How to Understand Mortgage Interest Rates
- 1). Commit to learning a limited number of basic financial terms well enough that you won't have to look them up each time they appear in print or conversation.
- 2). Learn and know how to use the following five terms:
1. MORTGAGE INTEREST RATE: the interest rate banks charge an average customer for a home loan.
2. DISCOUNT RATE: the rate at which banks borrow money from the Federal Reserve Bank.
3. THE FED: the common term used to refer to the Federal Reserve Bank.
4. PRIME RATE: the interest rate banks offer their best customers, usually large corporations and other large organizations.
5. POINTS: a point is equal to one percent; thus, if your bank's prime rate is 2%, and it quotes you a home mortgage interest rate of two points above prime, or "prime plus two," you are being asked to pay 4%. - 3). Learn to use these terms to discuss home mortgage rates with lenders.
- 1). The Fed determines the rate at which it loans money to banks in response to economic conditions such as inflation and recession in order to inspire healthy economic growth.

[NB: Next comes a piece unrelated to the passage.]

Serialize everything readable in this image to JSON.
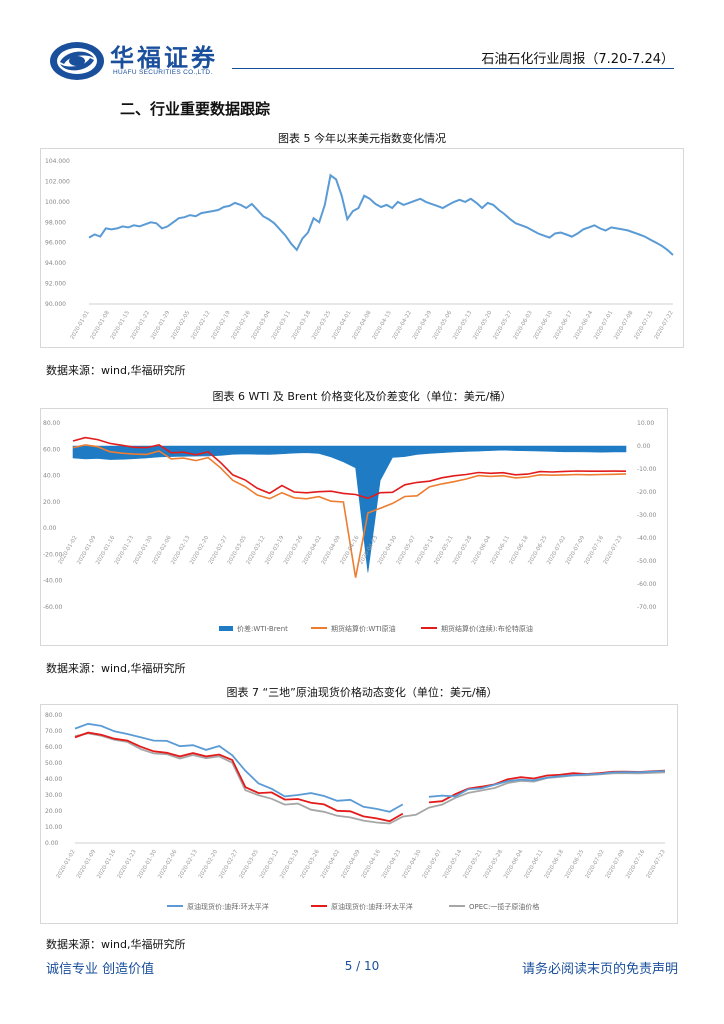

- 2). Individual banks, savings and loan associations, credit unions and mortgage lenders determine the rate at which they loan money to organizations and individuals depending upon what the market will bear in order to earn a profit.
- 3). The Fed adjusts the discount rate up or down as part of a responsive strategy to control the country's economic health, generally increasing the interest rate in response to inflation and decreasing it as a countermeasure to an economic downturn such as a recession or depression.
- 4). In addition to responding to market conditions, bankers and mortgage brokers attempt to predict future economic conditions in order to increase profits.
- 1). Gather three facts:
(1) the interest rate you expect to pay
(2) the term of your mortgage (most are 15 or 30 years, and some calculators ask for number of years, while others request the number in months)
(3) the amount of money you hope to borrow. - 2). Insert the numbers on loan amount, interest rate and term into the appropriate blanks in an amortization schedule calculator.
- 3). Click "Calculate" to determine the amount of your payment.
- 4). Try a few alternatives. Example: a 7% interest rate on a $75,000 loan for 30 years (or 360 months) will require a monthly payment of $498.98; a 5% interest rate on the same loan will require a monthly payment of $402.62.
- 5). Add to the amortized payment any other applicable fees, such as property taxes, mortgage insurance, fire or flood insurance, etc., that the lender may require to be contributed to an impound account, from which it will make these annual payments on your behalf. These amounts neither determine nor adjust your interest rate, but they will affect your payment amount.